1. Defendants want to but cannot have it both ways.
2. Defendants want to, but cannot have it both ways.
3. Defendants want to, but cannot, have it both ways.
This friend tagged my name in his post because he wanted my input on what the correct version is (#1 or #3, if you’re curious), but my response got lost among the sixty-plus others that he received within the next five minutes. People were throwing out terms like “comma splice” (inapplicable) and vague guidelines like “Always put a comma before and, yet, or, nor, for and yet” (which lacks one of the very commas for which this particular contributor was so stridently advocating). Whatever rules of grammar had been implanted in these punctuation enthusiasts’ mental coffers since grade school came tumbling out in a competitive deluge of wordsmithery, and I thought my head was going to explode, so I had to log out.

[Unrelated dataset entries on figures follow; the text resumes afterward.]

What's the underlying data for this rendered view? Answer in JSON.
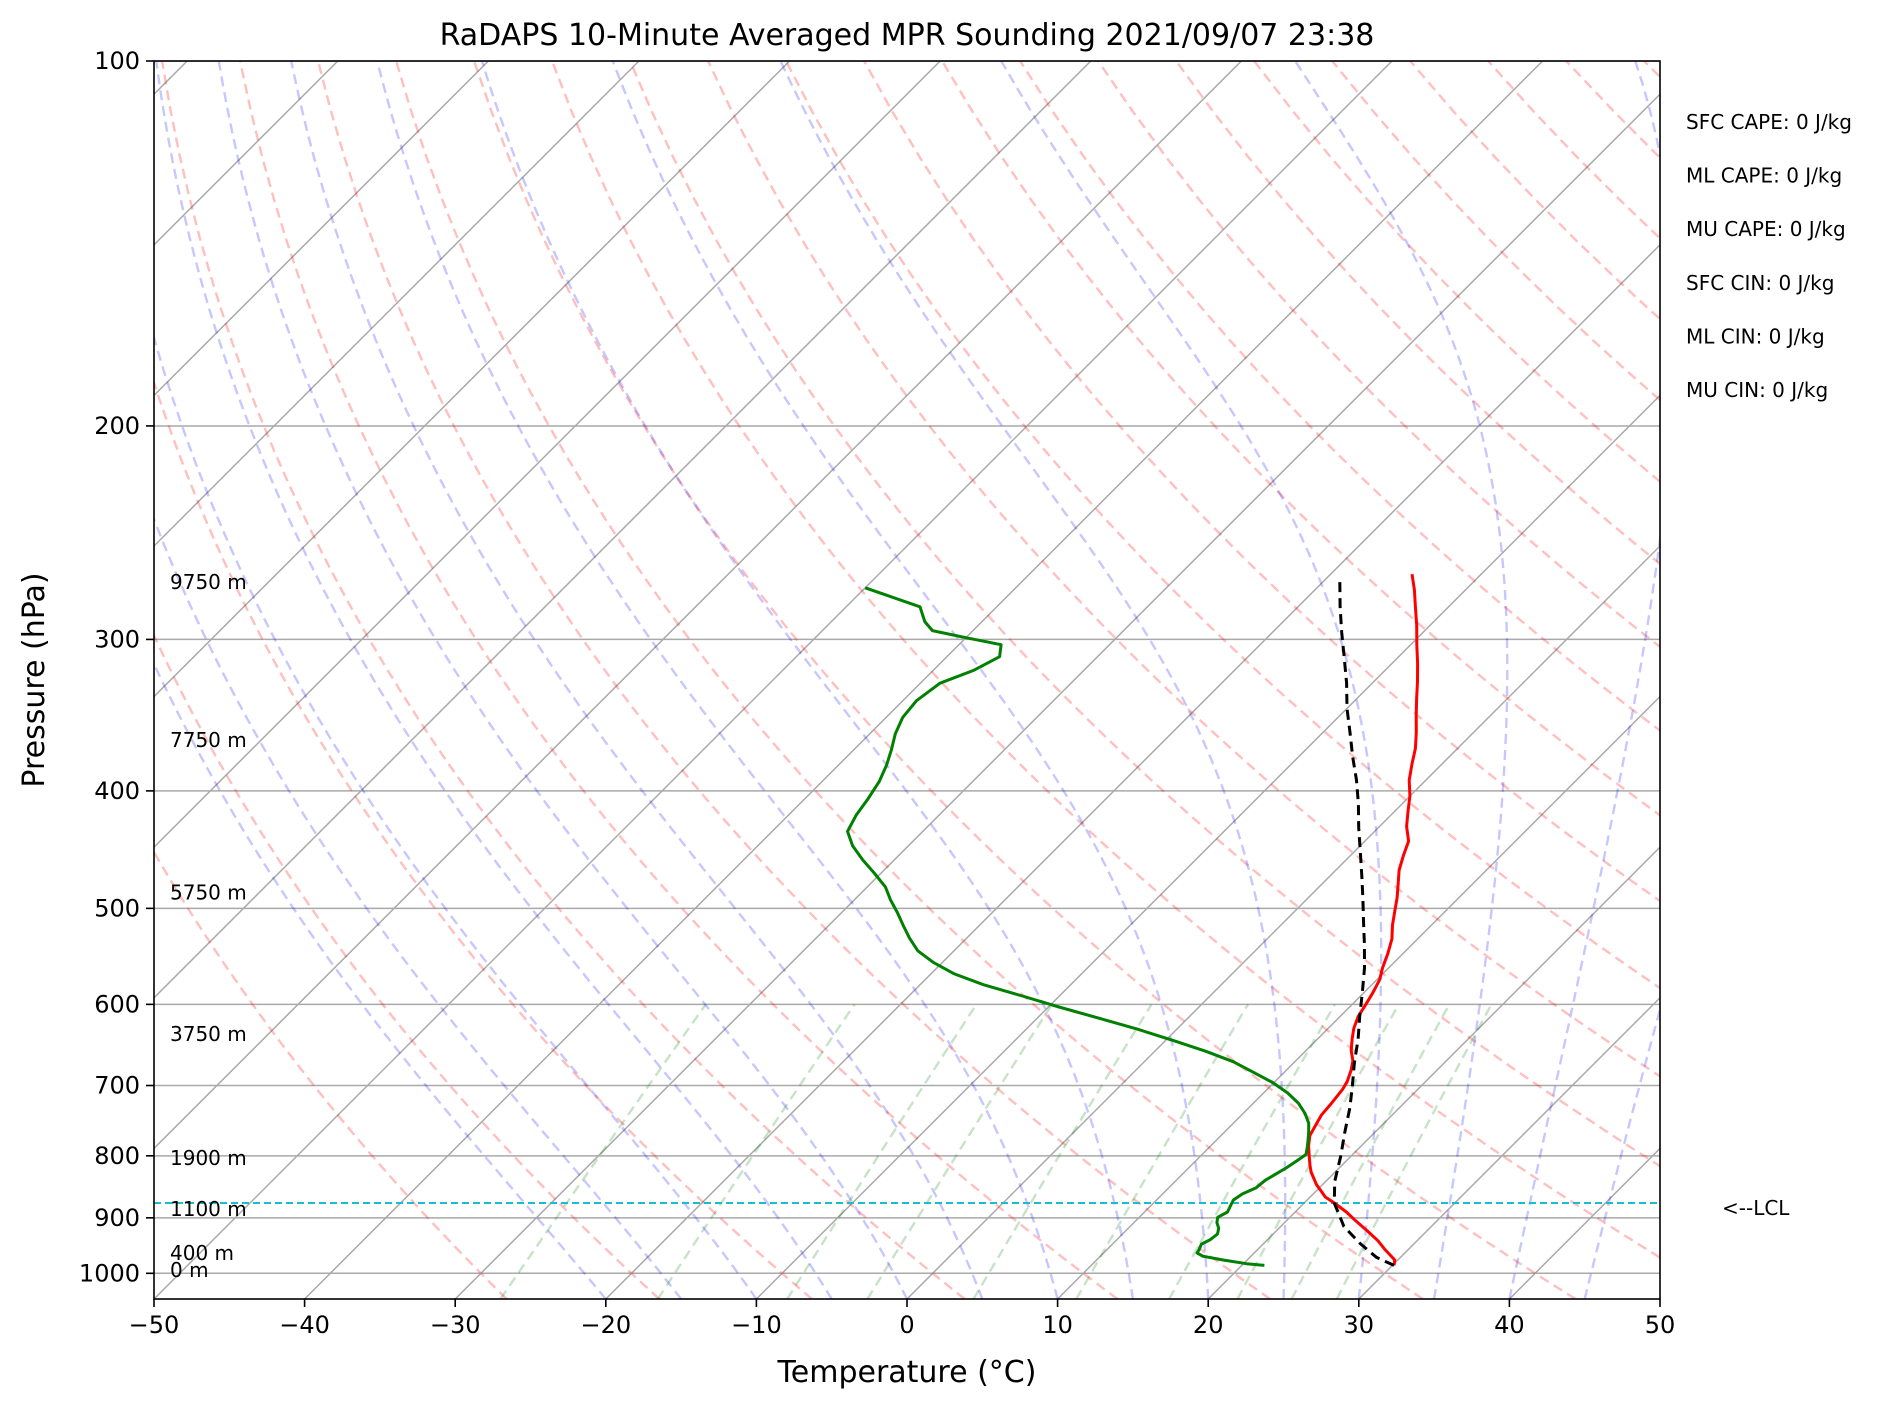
{
  "chart_data": {
    "type": "line",
    "title": "RaDAPS 10-Minute Averaged MPR Sounding 2021/09/07 23:38",
    "xlabel": "Temperature (°C)",
    "ylabel": "Pressure (hPa)",
    "xlim": [
      -50,
      50
    ],
    "ylim": [
      1050,
      100
    ],
    "y_scale": "log",
    "x_ticks": [
      "−50",
      "−40",
      "−30",
      "−20",
      "−10",
      "0",
      "10",
      "20",
      "30",
      "40",
      "50"
    ],
    "y_ticks": [
      "100",
      "200",
      "300",
      "400",
      "500",
      "600",
      "700",
      "800",
      "900",
      "1000"
    ],
    "grid": true,
    "series": [
      {
        "color": "#ff0000",
        "points": [
          [
            30.1,
            985
          ],
          [
            29.8,
            975
          ],
          [
            28.4,
            955
          ],
          [
            27.4,
            940
          ],
          [
            26.0,
            922
          ],
          [
            24.6,
            905
          ],
          [
            23.4,
            890
          ],
          [
            22.0,
            875
          ],
          [
            21.0,
            865
          ],
          [
            20.3,
            855
          ],
          [
            19.6,
            845
          ],
          [
            19.0,
            835
          ],
          [
            18.4,
            825
          ],
          [
            17.9,
            815
          ],
          [
            17.2,
            800
          ],
          [
            16.5,
            785
          ],
          [
            15.9,
            770
          ],
          [
            15.6,
            755
          ],
          [
            15.3,
            740
          ],
          [
            15.2,
            725
          ],
          [
            15.0,
            705
          ],
          [
            14.8,
            695
          ],
          [
            14.3,
            680
          ],
          [
            13.8,
            668
          ],
          [
            13.0,
            655
          ],
          [
            12.3,
            641
          ],
          [
            11.7,
            628
          ],
          [
            11.2,
            614
          ],
          [
            10.9,
            600
          ],
          [
            10.6,
            587
          ],
          [
            10.2,
            573
          ],
          [
            9.6,
            560
          ],
          [
            9.0,
            545
          ],
          [
            8.3,
            530
          ],
          [
            7.4,
            516
          ],
          [
            6.6,
            502
          ],
          [
            5.9,
            490
          ],
          [
            5.1,
            478
          ],
          [
            4.2,
            465
          ],
          [
            3.5,
            452
          ],
          [
            2.9,
            440
          ],
          [
            1.8,
            428
          ],
          [
            0.9,
            416
          ],
          [
            0.0,
            404
          ],
          [
            -1.1,
            392
          ],
          [
            -2.0,
            380
          ],
          [
            -2.8,
            369
          ],
          [
            -3.8,
            358
          ],
          [
            -4.9,
            347
          ],
          [
            -6.0,
            336
          ],
          [
            -7.1,
            325
          ],
          [
            -8.3,
            314
          ],
          [
            -9.6,
            303
          ],
          [
            -10.9,
            292
          ],
          [
            -12.2,
            282
          ],
          [
            -13.4,
            273
          ],
          [
            -14.6,
            265
          ]
        ]
      },
      {
        "color": "#008000",
        "points": [
          [
            21.5,
            985
          ],
          [
            20.2,
            982
          ],
          [
            18.4,
            975
          ],
          [
            16.8,
            968
          ],
          [
            16.2,
            962
          ],
          [
            16.1,
            955
          ],
          [
            15.9,
            946
          ],
          [
            16.2,
            938
          ],
          [
            16.3,
            928
          ],
          [
            16.0,
            918
          ],
          [
            15.5,
            908
          ],
          [
            15.2,
            899
          ],
          [
            15.5,
            890
          ],
          [
            15.3,
            880
          ],
          [
            15.1,
            870
          ],
          [
            15.3,
            860
          ],
          [
            15.8,
            850
          ],
          [
            15.9,
            838
          ],
          [
            16.2,
            828
          ],
          [
            16.5,
            818
          ],
          [
            16.7,
            808
          ],
          [
            16.9,
            798
          ],
          [
            16.5,
            787
          ],
          [
            16.1,
            777
          ],
          [
            15.6,
            765
          ],
          [
            15.0,
            752
          ],
          [
            14.1,
            738
          ],
          [
            13.0,
            724
          ],
          [
            11.6,
            710
          ],
          [
            9.9,
            696
          ],
          [
            8.0,
            683
          ],
          [
            5.9,
            669
          ],
          [
            3.4,
            656
          ],
          [
            0.6,
            643
          ],
          [
            -2.6,
            629
          ],
          [
            -5.9,
            616
          ],
          [
            -9.3,
            603
          ],
          [
            -12.6,
            590
          ],
          [
            -15.8,
            578
          ],
          [
            -18.5,
            566
          ],
          [
            -20.6,
            554
          ],
          [
            -22.4,
            542
          ],
          [
            -23.8,
            529
          ],
          [
            -25.0,
            517
          ],
          [
            -26.3,
            504
          ],
          [
            -27.6,
            492
          ],
          [
            -28.8,
            480
          ],
          [
            -30.4,
            468
          ],
          [
            -32.1,
            456
          ],
          [
            -33.7,
            444
          ],
          [
            -35.0,
            432
          ],
          [
            -35.5,
            419
          ],
          [
            -35.8,
            406
          ],
          [
            -36.2,
            393
          ],
          [
            -36.8,
            381
          ],
          [
            -37.5,
            370
          ],
          [
            -38.3,
            359
          ],
          [
            -38.9,
            348
          ],
          [
            -39.1,
            337
          ],
          [
            -38.7,
            326
          ],
          [
            -37.3,
            318
          ],
          [
            -36.5,
            310
          ],
          [
            -37.2,
            303
          ],
          [
            -40.0,
            299
          ],
          [
            -42.7,
            295
          ],
          [
            -43.8,
            290
          ],
          [
            -45.1,
            282
          ],
          [
            -50.0,
            272
          ]
        ]
      },
      {
        "color": "#000000",
        "dashed": true,
        "points": [
          [
            30.1,
            985
          ],
          [
            28.4,
            970
          ],
          [
            26.4,
            945
          ],
          [
            24.2,
            915
          ],
          [
            22.0,
            875
          ],
          [
            20.6,
            840
          ],
          [
            19.3,
            800
          ],
          [
            18.0,
            765
          ],
          [
            16.7,
            730
          ],
          [
            15.4,
            700
          ],
          [
            14.0,
            670
          ],
          [
            12.7,
            641
          ],
          [
            11.3,
            614
          ],
          [
            9.9,
            587
          ],
          [
            8.4,
            560
          ],
          [
            6.8,
            535
          ],
          [
            5.2,
            512
          ],
          [
            3.7,
            491
          ],
          [
            2.1,
            470
          ],
          [
            0.4,
            449
          ],
          [
            -1.3,
            429
          ],
          [
            -2.9,
            410
          ],
          [
            -4.6,
            392
          ],
          [
            -6.4,
            375
          ],
          [
            -8.2,
            358
          ],
          [
            -10.0,
            342
          ],
          [
            -11.7,
            326
          ],
          [
            -13.5,
            311
          ],
          [
            -15.4,
            296
          ],
          [
            -17.2,
            282
          ],
          [
            -19.0,
            268
          ]
        ]
      }
    ],
    "annotations": [
      {
        "text": "0 m",
        "p": 994
      },
      {
        "text": "400 m",
        "p": 962
      },
      {
        "text": "1100 m",
        "p": 885
      },
      {
        "text": "1900 m",
        "p": 803
      },
      {
        "text": "3750 m",
        "p": 635
      },
      {
        "text": "5750 m",
        "p": 485
      },
      {
        "text": "7750 m",
        "p": 363
      },
      {
        "text": "9750 m",
        "p": 269
      }
    ],
    "lcl": {
      "p": 875,
      "label": "<--LCL",
      "color": "#17becf"
    },
    "indices": [
      "SFC CAPE: 0 J/kg",
      "ML CAPE: 0 J/kg",
      "MU CAPE: 0 J/kg",
      "SFC CIN: 0 J/kg",
      "ML CIN: 0 J/kg",
      "MU CIN: 0 J/kg"
    ]
  }
}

People ask me all the time if I notice grammatical errors constantly. Well, yes, in the same way that a dentist probably can’t help but check out everyone’s teeth or a hair colorist can spot an especially bad dye job from across a room. But just like that dentist doesn’t want to think about who has veneers and who needs a new crown when he’s at a dinner party, and just like that colorist wants to spend her days off not thinking about anyone’s dark roots, I choose not to live in a bad-grammar prison all the time. I just want to get in bed at night and read The Goldfinch in peace like everyone else did, and I couldn’t do that if I let myself fixate on how sloppily copyedited it is. (It really is, by the way.)

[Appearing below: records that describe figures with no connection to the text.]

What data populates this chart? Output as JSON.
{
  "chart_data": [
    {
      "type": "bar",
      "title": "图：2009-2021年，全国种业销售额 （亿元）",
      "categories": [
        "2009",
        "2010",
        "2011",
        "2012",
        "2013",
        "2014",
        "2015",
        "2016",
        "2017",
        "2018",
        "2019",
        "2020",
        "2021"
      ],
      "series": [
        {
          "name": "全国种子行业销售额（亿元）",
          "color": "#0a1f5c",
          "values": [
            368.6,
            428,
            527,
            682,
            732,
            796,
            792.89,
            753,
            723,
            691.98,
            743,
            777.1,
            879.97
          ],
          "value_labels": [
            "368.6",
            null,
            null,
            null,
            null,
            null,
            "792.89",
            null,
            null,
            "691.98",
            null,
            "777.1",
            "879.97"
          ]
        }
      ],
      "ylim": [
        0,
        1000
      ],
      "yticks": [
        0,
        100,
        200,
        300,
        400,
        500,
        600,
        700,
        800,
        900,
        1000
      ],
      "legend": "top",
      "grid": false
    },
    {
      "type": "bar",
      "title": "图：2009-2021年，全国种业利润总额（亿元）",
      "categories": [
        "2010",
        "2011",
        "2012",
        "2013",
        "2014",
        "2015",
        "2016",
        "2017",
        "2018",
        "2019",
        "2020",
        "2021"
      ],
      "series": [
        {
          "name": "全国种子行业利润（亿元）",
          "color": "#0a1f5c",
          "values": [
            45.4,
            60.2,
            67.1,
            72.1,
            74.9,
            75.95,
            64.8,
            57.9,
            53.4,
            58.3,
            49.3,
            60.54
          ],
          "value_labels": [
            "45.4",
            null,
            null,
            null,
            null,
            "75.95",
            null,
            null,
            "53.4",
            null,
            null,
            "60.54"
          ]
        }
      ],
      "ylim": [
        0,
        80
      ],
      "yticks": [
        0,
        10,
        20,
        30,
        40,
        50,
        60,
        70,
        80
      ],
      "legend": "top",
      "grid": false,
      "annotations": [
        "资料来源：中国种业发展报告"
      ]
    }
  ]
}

But this Facebook episode stayed on my mind long after that thread disappeared to wherever old posts go to die, because it reminded me of something I’ve been ruminating on for a while, which is that social media outlets are a whole new arena for showcasing people’s grammar and language abilities. And the more time I spend on these sites, the more I notice the same handful of errors popping up again and again in people’s Facebook posts, tweets, Instagram captions, and even hashtags. As much as I usually like to turn off that part of my brain, I’ve developed a masochistic fascination with this particular breed of grammar gaffe—and now I’d like to share five prime examples with you, my lucky followers:
- “Your” vs. “you’re.” Maybe I’m just naive, but I thought this error was relegated to the ’80s and ’90s, along with, like, Reebok high-tops and Roxette. But no—there it was yesterday in a clothing company’s Instagram post: “If your in the LA area, come on by!” There it was today on Facebook: “Hope your having a great birthday!” I feel the same way about this mistake as I do about stretch limos in modern times—it makes me think, Is this really still happening?

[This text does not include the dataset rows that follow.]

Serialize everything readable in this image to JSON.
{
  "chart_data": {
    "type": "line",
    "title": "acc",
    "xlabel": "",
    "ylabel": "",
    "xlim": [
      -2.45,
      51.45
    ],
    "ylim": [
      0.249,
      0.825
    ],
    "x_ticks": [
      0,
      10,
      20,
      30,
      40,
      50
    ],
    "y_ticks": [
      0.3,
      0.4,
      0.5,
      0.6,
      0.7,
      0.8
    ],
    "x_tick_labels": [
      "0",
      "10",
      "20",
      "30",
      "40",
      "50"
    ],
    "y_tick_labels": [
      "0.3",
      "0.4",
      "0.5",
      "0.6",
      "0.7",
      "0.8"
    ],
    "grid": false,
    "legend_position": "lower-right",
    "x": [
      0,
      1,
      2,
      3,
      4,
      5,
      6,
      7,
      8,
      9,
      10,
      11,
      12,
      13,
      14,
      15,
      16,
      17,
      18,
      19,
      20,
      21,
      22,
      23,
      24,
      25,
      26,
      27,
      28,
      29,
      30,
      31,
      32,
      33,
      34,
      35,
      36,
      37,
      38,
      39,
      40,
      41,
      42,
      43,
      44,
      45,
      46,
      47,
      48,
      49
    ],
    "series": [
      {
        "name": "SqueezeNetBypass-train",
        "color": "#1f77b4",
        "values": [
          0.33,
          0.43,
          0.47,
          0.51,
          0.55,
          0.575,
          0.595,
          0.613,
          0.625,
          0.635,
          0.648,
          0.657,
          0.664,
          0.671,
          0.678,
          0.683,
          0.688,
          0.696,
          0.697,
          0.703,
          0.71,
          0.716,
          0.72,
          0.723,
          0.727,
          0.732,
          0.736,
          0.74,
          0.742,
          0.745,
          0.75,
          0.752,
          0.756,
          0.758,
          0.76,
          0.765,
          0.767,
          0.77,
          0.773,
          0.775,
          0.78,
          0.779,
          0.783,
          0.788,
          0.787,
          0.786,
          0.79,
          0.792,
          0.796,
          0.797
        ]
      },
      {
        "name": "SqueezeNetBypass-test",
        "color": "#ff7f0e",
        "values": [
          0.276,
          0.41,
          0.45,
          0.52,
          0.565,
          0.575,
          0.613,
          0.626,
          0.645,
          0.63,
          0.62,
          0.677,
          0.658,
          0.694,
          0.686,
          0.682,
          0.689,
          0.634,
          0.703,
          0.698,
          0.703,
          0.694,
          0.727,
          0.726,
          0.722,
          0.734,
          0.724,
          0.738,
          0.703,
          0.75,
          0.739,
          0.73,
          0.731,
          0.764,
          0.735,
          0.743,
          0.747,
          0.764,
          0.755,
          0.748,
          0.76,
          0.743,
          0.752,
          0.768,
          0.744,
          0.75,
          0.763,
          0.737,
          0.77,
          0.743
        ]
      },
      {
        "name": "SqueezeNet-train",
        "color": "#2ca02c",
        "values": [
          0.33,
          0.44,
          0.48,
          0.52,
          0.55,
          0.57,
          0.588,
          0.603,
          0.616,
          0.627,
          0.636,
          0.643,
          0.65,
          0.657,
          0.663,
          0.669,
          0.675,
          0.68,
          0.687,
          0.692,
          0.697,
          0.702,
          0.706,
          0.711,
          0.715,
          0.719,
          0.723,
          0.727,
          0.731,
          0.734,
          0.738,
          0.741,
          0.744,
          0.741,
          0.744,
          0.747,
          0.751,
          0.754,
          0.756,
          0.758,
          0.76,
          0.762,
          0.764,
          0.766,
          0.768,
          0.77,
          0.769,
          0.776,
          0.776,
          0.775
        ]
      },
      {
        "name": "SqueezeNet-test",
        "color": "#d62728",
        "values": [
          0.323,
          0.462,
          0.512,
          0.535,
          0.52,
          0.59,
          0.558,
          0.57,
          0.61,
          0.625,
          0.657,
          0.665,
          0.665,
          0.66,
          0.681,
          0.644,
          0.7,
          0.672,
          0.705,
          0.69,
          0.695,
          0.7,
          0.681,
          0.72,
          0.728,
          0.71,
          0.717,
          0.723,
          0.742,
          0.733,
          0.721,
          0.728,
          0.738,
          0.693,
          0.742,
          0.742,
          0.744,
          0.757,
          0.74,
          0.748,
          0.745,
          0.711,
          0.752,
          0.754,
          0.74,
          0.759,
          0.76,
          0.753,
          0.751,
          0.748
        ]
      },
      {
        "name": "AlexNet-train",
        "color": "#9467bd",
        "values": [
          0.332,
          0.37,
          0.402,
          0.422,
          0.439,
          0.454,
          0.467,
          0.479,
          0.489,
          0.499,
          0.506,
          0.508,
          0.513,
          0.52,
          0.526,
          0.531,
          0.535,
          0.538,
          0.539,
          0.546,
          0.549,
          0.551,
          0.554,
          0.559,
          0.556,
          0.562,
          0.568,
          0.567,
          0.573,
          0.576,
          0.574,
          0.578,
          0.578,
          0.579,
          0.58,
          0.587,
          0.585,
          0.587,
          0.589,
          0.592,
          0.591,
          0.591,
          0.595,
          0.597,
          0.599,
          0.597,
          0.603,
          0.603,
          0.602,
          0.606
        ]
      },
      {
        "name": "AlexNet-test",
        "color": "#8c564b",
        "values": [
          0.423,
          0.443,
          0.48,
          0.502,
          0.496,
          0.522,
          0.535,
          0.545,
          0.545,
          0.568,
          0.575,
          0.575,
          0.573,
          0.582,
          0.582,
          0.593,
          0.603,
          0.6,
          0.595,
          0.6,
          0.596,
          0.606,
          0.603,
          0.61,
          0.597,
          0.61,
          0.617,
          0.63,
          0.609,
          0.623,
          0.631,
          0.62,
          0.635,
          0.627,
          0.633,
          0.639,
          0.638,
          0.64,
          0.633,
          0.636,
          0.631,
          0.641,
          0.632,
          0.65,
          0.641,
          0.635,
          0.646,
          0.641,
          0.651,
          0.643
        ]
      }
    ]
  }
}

- “Awe” vs. “aw.” Most people on photo-heavy social media sites are guilty of trying to out-cute each other once in a while with pictures of their kids, their puppies, themselves. Naturally, e-gushing follows. This is all fine—until someone drops an “awe” bomb and makes me want to send the dictionary police after her. “Awe” is a noun. It means “an emotion variously combining dread, veneration, and wonder.” It does not mean, “Your baby is sooooo adorable!” That’s the exclusive purview of “aw,” which is an interjection. So please, no “e.” That “e” is for “extra letter that doesn’t belong here.”
- “Happy New Year from the Clancy’s/the Jones’s.” I am fortunate in more ways than one to have grown up next door to a family whose last name ends in “s,” but I like to think that even if I hadn’t, I would still have learned somewhere along the way that the plural form of “Brooks” is “Brookses” (not “the Brooks,” not “the Brook’s”) and that the plural possessive form takes an apostrophe after the final “s” (“my house was next door to the Brookses’ house”). This rule also applies to any last name that ends in “z” or “x.” If you get confused, just think of the phrase “keeping up with the Joneses,” which you will not be doing as long as you keeping sticking unnecessary apostrophes in your name on your holiday cards.
- “Defiantly” vs. “definitely.” This one keeps coming up, and I deeply want to believe that it’s just an auto-correct issue, but I don’t think it is. For all its quirks, a smartphone is smart enough not to make this mistake—and when I see comments on Instagram like “I’ll defiantly be there tonight!” and “Defiantly call me later” . . . well, the context says it all, doesn’t it?
- “I miss my old stomp and ground.” Okay, fine, this isn’t a common error, but when I saw that someone had posted this in response to an Instagram photo of her hometown—aka her “stomping grounds”—I had to say a little prayer for her.
Grammar is a dangerous game, after all. Right now, I’m already worried about whether this whole post seems too snotty—and right now, you’re probably feeling tempted to ask (if I may adapt a line from the cinematic masterpiece Say Anything), “If you know so much about grammar, how come you’re there at, like, your apartment on a Saturday night, completely alone, with no friends anywhere?”
To that, I say, “By choice, man.” And now I’m off to spoon with The Chicago Manual of Style.